Angela Shaw

angela shawBorn in New Jersey and raised in West Virginia, Angela Shaw earned a B.A. in English Literature from Swarthmore College and an M.F.A. from Cornell University. She presently lives in Swarthmore, Pennsylvania, with her husband and their two children.


Read Angela Shaw’s interview with the Daily Gazette in Swarthmore, Pennsylvania. Here’s an excerpt:

As a young writer, it came as something of a relief to realize that I could (and should) look outside myself for sources of inspiration-not inspiration exactly, as that was already there, but for sources of language and imagery. . . . I look to poems, and paintings, and songs . . . and to movies, catalog copy, wildflower handbooks, and my neighbors’ spied-on daily rituals and routines (suburban backyards) for that sort of material . . . And the Anne Packard quote that appears in my poem ‘Electric’ (‘They have something to do with forever, the space behind the sky and the space behind the shadow’) -‘I borrowed it rather shamelessly. It’s a beautiful and mysterious description of her own paintings, but it also felt right as a way to get at the enigmatic quality of the marital relationship described in that poem. . . .

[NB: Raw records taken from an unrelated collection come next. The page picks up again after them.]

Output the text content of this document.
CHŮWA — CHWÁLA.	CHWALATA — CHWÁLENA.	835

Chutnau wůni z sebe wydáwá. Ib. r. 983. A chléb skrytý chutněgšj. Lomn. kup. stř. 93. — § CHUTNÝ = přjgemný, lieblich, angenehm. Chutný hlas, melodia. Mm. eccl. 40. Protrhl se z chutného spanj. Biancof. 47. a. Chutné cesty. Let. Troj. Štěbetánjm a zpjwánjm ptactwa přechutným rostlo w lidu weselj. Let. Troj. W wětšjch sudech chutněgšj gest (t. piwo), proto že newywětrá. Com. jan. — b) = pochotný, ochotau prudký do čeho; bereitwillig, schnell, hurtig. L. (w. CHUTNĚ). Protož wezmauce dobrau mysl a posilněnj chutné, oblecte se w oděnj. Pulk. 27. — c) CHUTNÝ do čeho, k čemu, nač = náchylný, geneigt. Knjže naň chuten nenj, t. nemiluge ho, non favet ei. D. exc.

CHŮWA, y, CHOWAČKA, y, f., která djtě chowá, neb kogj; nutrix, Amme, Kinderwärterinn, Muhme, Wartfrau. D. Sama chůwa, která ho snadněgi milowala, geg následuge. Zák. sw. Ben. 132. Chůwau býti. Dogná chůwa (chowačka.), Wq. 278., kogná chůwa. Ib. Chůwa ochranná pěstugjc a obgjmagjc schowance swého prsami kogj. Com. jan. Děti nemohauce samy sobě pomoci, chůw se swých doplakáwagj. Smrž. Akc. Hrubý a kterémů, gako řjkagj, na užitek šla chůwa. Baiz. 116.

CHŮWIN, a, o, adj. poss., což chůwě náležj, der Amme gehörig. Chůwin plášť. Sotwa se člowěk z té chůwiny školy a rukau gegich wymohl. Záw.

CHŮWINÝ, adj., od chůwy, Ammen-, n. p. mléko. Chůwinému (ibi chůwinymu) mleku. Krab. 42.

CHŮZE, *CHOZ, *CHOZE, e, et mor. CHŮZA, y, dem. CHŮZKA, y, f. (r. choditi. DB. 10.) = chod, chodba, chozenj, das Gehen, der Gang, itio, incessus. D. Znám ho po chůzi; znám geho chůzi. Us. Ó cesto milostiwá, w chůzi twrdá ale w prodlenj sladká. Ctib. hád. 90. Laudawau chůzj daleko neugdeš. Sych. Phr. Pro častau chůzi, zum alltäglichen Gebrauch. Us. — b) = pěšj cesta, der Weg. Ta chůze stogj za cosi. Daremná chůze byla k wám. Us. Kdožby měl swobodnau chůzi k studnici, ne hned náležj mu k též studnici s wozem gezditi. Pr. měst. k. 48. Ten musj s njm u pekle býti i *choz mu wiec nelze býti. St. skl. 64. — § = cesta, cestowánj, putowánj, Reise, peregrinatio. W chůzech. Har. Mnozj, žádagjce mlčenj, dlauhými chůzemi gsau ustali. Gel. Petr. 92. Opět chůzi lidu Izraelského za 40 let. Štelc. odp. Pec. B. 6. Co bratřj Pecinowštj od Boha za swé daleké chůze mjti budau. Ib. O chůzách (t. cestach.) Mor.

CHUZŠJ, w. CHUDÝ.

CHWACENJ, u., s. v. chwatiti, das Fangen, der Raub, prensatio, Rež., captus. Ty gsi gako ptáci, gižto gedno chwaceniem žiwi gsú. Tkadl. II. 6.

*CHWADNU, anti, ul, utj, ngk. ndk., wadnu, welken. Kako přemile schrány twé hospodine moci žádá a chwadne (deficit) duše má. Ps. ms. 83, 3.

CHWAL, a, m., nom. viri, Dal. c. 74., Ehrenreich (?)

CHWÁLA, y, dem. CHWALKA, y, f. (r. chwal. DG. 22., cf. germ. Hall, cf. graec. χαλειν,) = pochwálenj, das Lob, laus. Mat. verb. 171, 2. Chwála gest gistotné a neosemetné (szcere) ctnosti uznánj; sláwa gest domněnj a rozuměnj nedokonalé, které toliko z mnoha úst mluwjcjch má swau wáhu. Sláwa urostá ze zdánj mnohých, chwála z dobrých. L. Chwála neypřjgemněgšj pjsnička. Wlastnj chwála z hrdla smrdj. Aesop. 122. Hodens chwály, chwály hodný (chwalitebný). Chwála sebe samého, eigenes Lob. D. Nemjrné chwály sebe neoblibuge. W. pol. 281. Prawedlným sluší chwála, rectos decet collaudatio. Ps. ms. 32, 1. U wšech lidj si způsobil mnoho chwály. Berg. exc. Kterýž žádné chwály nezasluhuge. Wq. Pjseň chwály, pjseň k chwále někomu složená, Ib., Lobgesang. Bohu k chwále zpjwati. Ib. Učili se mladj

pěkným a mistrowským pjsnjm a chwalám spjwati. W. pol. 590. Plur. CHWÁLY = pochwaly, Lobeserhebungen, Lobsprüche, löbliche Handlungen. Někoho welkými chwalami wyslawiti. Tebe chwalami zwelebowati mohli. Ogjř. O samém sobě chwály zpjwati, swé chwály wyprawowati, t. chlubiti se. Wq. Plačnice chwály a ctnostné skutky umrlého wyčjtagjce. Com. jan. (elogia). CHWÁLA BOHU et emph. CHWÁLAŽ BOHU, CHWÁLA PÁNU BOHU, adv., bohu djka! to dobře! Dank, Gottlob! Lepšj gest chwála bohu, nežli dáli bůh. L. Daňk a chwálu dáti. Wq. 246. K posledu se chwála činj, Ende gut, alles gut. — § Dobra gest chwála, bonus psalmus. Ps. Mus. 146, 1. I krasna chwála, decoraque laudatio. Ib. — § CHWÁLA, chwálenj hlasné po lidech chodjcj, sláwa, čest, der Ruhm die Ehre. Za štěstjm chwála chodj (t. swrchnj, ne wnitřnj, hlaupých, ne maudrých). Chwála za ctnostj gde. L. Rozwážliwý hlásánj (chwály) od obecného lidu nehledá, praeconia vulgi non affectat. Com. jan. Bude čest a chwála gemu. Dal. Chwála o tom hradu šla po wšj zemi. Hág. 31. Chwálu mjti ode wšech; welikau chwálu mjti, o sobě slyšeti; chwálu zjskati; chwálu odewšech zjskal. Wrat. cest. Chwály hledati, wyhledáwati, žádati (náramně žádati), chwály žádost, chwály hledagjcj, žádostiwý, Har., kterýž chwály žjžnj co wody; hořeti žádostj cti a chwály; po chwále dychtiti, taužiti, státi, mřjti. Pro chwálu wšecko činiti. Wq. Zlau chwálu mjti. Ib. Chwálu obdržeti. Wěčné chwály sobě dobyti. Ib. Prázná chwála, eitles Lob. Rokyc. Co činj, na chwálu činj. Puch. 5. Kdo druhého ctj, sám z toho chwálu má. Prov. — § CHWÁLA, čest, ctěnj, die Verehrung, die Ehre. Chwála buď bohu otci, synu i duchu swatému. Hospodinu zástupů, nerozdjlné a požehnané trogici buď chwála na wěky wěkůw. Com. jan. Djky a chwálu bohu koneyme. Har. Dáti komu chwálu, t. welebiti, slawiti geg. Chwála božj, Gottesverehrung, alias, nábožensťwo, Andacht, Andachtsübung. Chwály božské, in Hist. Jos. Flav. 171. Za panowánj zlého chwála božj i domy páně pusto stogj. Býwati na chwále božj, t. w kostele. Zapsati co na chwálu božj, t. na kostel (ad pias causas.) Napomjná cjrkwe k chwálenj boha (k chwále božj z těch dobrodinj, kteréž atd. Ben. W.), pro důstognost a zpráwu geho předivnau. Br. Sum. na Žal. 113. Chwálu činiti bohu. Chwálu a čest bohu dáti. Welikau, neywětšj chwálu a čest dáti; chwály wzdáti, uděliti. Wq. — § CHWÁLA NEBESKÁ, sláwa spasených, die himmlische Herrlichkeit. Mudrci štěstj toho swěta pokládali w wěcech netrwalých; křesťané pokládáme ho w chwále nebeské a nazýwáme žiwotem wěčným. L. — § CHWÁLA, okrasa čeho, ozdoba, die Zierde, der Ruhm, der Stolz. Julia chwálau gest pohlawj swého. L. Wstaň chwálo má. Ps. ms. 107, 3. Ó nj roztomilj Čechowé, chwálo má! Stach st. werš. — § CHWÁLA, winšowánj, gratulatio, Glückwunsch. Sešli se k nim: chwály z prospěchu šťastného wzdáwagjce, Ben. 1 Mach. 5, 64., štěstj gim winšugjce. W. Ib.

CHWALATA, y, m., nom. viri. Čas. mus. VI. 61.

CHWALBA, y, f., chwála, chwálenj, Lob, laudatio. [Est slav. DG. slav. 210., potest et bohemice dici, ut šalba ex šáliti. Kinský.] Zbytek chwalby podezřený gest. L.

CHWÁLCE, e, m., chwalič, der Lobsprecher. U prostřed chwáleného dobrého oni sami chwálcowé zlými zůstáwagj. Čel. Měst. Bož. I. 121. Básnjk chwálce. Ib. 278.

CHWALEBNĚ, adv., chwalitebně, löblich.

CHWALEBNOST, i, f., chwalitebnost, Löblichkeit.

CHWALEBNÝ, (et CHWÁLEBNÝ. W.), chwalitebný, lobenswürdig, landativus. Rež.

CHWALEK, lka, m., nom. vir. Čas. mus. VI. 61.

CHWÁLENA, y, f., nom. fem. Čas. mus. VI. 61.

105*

I rarely write poems that are autobiographical in the sense that their events or their circumstances actually happened to me. But the poems do arise out of my own emotional experience. I try to find a voice or a character or a situation that can express an emotional truth-which for me works better than writing about my own past or day-to-day life. I may choose to write from the perspective of a single person, a married woman, a mother, a courtesan, a prostitute as a way to try on a certain kind of vulnerability, a certain kind of power.

I’m reminded of a line I love from Eudora Welty’s story ‘June Recital’ in which three young piano students have just heard their otherwise unremarkable teacher play a piece with wholly unexpected passion and intensity. Coming from Miss Eckhart, the music made all the pupils uneasy, almost alarmed; something had burst out, unwanted, exciting, from the wrong person’s life. Sometimes I like to think of myself as that wrong person from whom the poems emerge.